Die ehemalige WikiLeaks-Informantin Chelsea Manning ist erneut inhaftiert worden. Manning sei wegen Missachtung des Gerichts in Alexandria im US-Bundesstaat Virginia in Gewahrsam genommen worden, sagte ein Sprecher ihres Anwaltsteams. 

Die Whistleblowerin hatte sich zuvor abermals geweigert, zum Fall von WikiLeaks-Gründer Julian Assange auszusagen. Sie müsse nun solange in Beugehaft bleiben, bis sie zur Aussage bereit sei oder bis in 18 Monaten die Sitzungsperiode der Grand Jury, einem mit weitreichenden Ermittlungsvollmachten ausgestattetem Geschworenengremium in den USA, auslaufe, ordnete Bezirksrichter Anthony Trenga an. 

Manning war bereits Anfang März in Beugehaft genommen worden, weil sie sich weigerte, vor der Grand Jury auszusagen.
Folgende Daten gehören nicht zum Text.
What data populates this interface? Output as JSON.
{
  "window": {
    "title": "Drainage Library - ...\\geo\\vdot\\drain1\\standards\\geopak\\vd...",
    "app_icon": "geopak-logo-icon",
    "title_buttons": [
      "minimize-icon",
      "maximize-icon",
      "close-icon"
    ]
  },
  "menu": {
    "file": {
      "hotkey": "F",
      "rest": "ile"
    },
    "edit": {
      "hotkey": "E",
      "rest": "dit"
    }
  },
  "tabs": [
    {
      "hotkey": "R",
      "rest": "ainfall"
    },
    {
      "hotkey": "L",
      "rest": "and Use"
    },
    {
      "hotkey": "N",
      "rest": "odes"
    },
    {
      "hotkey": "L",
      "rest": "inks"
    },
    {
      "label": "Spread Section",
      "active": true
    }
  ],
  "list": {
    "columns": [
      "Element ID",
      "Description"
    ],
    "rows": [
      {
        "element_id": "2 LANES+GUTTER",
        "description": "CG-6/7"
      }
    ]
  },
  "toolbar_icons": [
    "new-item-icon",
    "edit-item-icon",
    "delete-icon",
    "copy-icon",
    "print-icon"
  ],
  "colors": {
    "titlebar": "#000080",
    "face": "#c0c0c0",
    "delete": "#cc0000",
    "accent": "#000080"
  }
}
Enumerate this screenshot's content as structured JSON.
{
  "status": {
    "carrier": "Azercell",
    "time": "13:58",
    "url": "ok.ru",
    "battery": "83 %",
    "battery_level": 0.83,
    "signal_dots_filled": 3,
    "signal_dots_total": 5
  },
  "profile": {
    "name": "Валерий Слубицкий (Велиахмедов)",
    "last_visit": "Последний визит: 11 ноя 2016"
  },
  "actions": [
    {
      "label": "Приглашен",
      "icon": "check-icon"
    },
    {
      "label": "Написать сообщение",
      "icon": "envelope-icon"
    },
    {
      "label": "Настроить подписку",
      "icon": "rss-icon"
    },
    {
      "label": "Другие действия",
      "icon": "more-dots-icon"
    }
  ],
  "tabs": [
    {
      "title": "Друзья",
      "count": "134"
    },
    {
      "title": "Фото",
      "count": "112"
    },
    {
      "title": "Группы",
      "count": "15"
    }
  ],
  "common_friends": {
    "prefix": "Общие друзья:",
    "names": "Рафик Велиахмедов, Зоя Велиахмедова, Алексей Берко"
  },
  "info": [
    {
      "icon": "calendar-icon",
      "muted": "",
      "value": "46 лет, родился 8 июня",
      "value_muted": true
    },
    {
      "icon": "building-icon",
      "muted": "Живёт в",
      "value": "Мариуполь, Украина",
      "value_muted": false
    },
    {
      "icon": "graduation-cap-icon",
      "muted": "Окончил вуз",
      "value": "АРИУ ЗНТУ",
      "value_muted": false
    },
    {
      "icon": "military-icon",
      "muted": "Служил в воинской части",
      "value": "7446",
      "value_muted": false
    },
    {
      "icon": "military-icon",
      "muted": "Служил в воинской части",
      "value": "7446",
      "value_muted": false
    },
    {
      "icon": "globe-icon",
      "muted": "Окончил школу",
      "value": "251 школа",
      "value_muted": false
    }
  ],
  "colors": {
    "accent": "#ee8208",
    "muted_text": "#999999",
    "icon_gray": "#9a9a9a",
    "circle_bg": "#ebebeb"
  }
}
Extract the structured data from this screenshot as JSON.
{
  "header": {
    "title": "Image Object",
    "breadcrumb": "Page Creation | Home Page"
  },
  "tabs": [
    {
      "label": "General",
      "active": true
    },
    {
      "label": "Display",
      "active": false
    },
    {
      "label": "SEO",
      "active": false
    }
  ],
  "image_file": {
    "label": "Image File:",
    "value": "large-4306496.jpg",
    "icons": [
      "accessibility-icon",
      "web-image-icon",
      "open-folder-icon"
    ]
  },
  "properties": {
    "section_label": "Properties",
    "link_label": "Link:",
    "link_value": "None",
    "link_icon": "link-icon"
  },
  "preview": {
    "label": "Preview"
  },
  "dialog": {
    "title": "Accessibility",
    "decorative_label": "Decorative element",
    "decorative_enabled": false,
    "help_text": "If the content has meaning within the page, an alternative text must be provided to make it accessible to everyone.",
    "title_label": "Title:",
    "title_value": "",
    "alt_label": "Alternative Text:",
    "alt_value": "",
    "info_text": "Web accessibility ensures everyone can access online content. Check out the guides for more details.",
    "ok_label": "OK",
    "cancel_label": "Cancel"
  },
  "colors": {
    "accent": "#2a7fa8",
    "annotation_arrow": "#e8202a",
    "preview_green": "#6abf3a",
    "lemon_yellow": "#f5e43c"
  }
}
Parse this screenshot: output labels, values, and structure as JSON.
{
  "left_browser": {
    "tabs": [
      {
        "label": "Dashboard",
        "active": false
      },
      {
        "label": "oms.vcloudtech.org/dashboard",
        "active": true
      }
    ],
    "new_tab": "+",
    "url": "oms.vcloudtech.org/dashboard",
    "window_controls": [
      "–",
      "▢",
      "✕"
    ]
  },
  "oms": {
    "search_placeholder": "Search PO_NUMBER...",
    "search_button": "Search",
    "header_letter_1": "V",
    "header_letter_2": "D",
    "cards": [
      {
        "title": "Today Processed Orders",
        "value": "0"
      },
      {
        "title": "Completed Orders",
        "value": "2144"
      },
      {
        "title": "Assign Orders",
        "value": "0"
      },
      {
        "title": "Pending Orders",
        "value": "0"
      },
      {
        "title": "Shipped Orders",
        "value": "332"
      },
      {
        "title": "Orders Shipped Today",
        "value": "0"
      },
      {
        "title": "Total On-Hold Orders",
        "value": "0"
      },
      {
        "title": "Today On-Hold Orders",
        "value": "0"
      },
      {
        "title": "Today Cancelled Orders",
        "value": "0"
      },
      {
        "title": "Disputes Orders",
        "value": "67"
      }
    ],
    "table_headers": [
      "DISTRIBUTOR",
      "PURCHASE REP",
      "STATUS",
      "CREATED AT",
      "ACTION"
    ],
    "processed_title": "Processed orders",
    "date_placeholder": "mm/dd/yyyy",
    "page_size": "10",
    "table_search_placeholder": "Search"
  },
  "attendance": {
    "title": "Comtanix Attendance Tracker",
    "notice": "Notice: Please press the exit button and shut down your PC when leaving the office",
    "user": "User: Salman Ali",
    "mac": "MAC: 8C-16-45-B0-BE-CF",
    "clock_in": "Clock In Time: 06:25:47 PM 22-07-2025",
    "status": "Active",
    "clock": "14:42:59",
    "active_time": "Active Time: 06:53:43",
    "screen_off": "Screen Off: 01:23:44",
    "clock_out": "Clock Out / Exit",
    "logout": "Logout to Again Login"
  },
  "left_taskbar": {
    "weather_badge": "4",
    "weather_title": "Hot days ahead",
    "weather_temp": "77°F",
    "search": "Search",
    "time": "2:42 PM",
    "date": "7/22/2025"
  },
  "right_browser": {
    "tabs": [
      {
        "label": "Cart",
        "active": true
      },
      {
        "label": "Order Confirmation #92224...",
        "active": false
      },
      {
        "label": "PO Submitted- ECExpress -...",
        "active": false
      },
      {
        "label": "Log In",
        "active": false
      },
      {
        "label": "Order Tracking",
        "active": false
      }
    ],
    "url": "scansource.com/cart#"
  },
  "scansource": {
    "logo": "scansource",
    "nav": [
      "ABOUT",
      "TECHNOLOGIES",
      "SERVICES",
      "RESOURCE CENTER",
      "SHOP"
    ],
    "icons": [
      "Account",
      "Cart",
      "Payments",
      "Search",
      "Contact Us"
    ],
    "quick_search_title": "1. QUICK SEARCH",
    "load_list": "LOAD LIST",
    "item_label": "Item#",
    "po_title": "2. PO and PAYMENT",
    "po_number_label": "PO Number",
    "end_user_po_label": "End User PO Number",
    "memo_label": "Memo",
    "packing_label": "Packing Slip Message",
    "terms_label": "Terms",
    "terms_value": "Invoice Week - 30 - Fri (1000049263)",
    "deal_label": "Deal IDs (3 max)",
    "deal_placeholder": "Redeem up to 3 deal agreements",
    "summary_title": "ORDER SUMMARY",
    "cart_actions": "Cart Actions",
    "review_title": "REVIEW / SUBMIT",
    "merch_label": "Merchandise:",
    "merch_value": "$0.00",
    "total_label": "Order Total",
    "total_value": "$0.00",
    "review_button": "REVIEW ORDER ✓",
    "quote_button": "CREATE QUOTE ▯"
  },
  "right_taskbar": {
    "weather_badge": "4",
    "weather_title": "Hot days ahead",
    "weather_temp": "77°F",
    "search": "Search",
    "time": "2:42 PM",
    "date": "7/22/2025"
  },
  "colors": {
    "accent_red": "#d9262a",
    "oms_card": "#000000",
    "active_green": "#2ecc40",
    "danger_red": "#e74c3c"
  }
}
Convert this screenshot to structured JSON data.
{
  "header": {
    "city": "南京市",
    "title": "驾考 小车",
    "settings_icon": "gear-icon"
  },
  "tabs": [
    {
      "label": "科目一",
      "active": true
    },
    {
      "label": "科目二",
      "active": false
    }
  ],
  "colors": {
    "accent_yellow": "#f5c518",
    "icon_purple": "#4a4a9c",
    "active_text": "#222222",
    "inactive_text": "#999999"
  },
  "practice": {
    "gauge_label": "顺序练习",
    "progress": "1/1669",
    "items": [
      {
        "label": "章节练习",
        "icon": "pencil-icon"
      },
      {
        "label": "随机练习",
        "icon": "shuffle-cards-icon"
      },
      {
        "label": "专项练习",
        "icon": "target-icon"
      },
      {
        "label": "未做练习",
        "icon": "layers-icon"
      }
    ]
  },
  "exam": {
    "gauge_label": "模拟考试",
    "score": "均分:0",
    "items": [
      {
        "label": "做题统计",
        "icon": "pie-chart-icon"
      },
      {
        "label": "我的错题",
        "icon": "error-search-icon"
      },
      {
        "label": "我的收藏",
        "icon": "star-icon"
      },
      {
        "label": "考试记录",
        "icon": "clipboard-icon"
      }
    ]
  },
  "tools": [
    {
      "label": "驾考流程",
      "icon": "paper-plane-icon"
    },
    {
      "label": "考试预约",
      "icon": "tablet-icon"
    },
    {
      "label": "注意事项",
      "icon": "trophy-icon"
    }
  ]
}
Als vergangene Woche die Sitzungsperiode des Gremiums auslief, wurde sie zunächst freigelassen

Zusätzlich zur Beugehaft hat Richter Trenga eine Geldstrafe von 500 Dollar pro Tag gegen Manning verhängt, falls sie nicht binnen 30 Tagen aussage. Nach 60 Tagen solle sich die Strafe auf 1.000 Dollar pro Tag erhöhen. Doch Manning will ihre Haltung nicht ändern: "Ich würde lieber verhungern, als meine Meinung in dieser Hinsicht zu ändern", sagte sie.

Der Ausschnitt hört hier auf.